Examples from GPT-2 GitHub have a lot of code:

https://raw.githubusercontent.com/openai/gpt-2/master/gpt-2-...

To me, this doesn't seem like an argument in favor of this model "understanding" English (or C, or PHP). It seems more like an indication that it memorizes way more information than the paper implies and then does clever word substitution.

moyix · on Feb 27, 2019

Yes, I do think that it learned a model of PHP and JavaScript syntax. 40GB of text data is a lot, and PHP syntax is a lot simpler than English grammar, which it learns quite well.

See also the example in the paper of accidentally learning to translate into French even though they tried to remove French pages from the corpus.

xkapastel · on Feb 26, 2019

What is fishy? This isn't even state of the art for program synthesis. Here's another simple example trained on the Linux kernel: http://karpathy.github.io/2015/05/21/rnn-effectiveness/

I'm not sure what point you're trying to make. Do you think a neural net is not capable of generating the code in the gist? Because it's pretty easy to do that. The harder part that we're still trying to figure out is getting that code to do something meaningful.

gambler · on Feb 26, 2019

Because there is a huge difference between generating C code by training on C code and generating PHP code by training on random internet articles.

root_axis · on Feb 26, 2019

Did you read the GPT-2 paper?
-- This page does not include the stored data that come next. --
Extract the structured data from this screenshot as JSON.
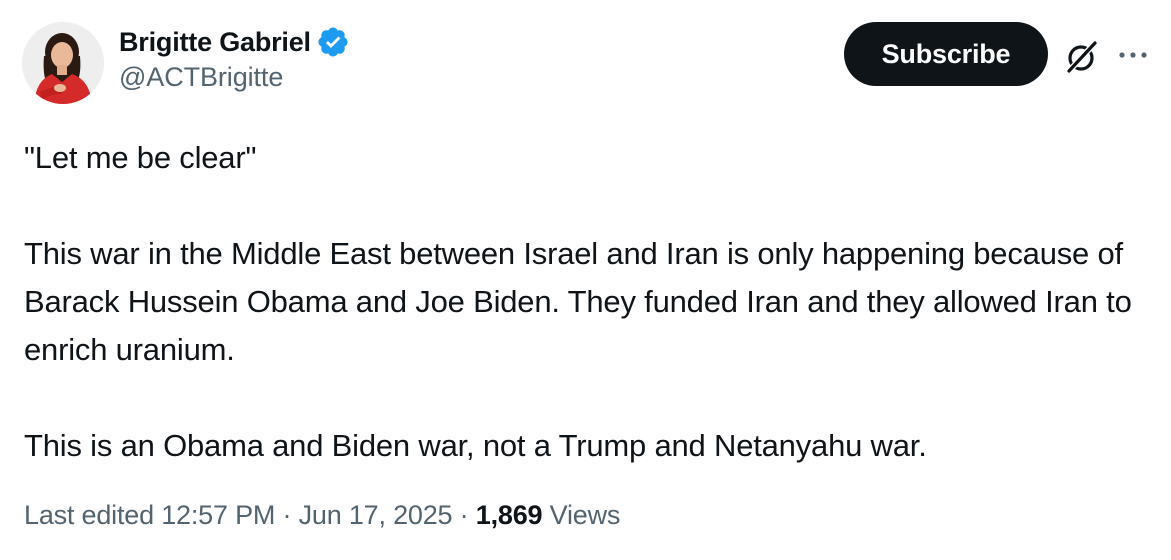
{
  "author": {
    "display_name": "Brigitte Gabriel",
    "handle": "@ACTBrigitte",
    "verified": true,
    "verified_color": "#1d9bf0"
  },
  "actions": {
    "subscribe_label": "Subscribe",
    "grok_icon": "grok-icon",
    "more_icon": "more-horizontal-icon"
  },
  "tweet": {
    "paragraphs": [
      "\"Let me be clear\"",
      "This war in the Middle East between Israel and Iran is only happening because of Barack Hussein Obama and Joe Biden. They funded Iran and they allowed Iran to enrich uranium.",
      "This is an Obama and Biden war, not a Trump and Netanyahu war."
    ]
  },
  "meta": {
    "edited_label": "Last edited",
    "time": "12:57 PM",
    "separator": "·",
    "date": "Jun 17, 2025",
    "views_count": "1,869",
    "views_label": "Views"
  },
  "colors": {
    "text_primary": "#0f1419",
    "text_secondary": "#536471",
    "button_bg": "#0f1419",
    "button_text": "#ffffff"
  }
}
Frankly the english examples therein are much more impressive than this, and this certainly seems within the realm of possibility for GPT-2 based on some of the other emergent behavior of the model (e.g. inadvertent french translation skills)

chadbennett · on Feb 26, 2019

Motivated by this post, I decided to test it out. It's impressive how powerful the software is even with the limitations. I made a simple tutorial on how to test GPT-2 out for yourself at https://medium.com/heroic-com/how-to-quickly-generate-full-a...
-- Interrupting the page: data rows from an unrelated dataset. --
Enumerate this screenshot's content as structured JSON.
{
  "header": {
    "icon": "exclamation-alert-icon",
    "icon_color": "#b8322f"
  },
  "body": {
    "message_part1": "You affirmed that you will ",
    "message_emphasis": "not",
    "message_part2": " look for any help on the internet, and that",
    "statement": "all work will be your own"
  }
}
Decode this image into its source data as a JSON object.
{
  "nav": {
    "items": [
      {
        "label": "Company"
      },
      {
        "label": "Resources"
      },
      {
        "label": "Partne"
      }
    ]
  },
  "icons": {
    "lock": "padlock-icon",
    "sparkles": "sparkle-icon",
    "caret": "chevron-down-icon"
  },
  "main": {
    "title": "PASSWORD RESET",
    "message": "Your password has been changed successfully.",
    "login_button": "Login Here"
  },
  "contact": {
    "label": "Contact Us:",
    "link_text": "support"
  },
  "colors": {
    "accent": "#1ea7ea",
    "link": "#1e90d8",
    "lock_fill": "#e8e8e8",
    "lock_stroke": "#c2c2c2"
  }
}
scrollaway · on Feb 26, 2019

Important note: The AI did not generate that exact version of the code. It was almost syntactically correct. Here's the diff:

https://gist.github.com/moyix/dda9c3180198fcb68ad64c3e6bc7af...

yorwba · on Feb 26, 2019

Also, the original in https://raw.githubusercontent.com/openai/gpt-2/master/gpt-2-... has two more lines.

The first

// web/application/handlers/add-full-no-app-directly.md (1071 bytes)

and the last

public function registerPipeHandlerInterceptor

kodablah · on Feb 26, 2019

Can someone shed more light behind this? What is the true source? Was it generated via the unreleased full model by an OpenAI employee? Or did someone generate it with the released "smaller model"? Can we, the curious public, see the model and replicate the results?

moyix · on Feb 28, 2019

I found it while browsing the "raw" samples generated by the full-sized model. You can read through them all here:

https://raw.githubusercontent.com/openai/gpt-2/master/gpt-2-...

The PHP sample is Sample 195.

beager · on Feb 26, 2019

This makes me think that something like Stack Overflow could be used to train a model that generates code to answer a question—and that software specifications that are decomposed into a series of requirements or "questions" could be fed into this model to produce code that's equivalent to a team of remote contractors.
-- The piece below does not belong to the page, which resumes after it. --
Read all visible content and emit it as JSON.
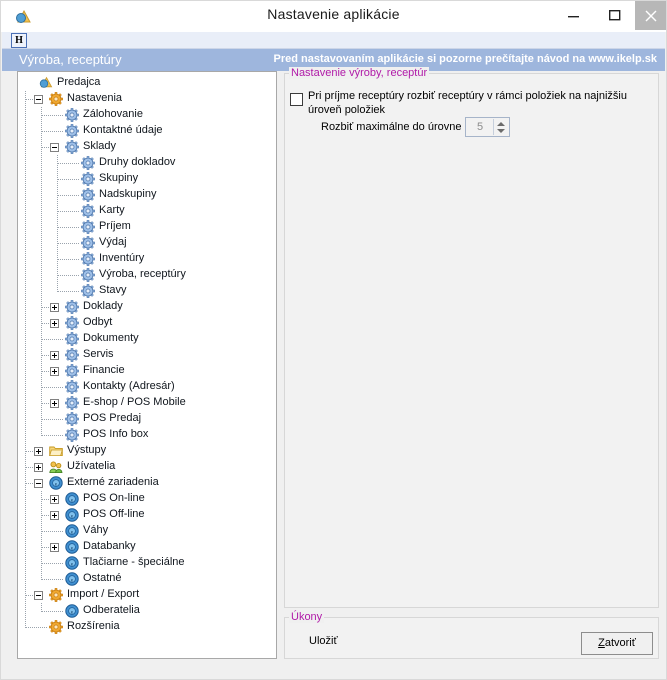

Your model would be based on NLP/votes of the questions, NLP/votes of the answers, and separating the text from the code in both.

The fact that many markdown/code formatting tools have you select the language for syntax highlighting is useful for classifying code as well.

scrollaway · on Feb 26, 2019

Finally, StackSort (https://xkcd.com/1185/) could actually be useful in a real world application.

52-6F-62 · on Feb 26, 2019

My god—the JOBINTERVIEWQUICKSORT is just brilliant.

rbrtdrmpc- · on Feb 26, 2019

Look ma, no Laravel

gambler · on Feb 26, 2019

BTW, I would like to point you to the MIT's project Genesis as an example of what a rule-based text comprehension system could do almost a decade ago.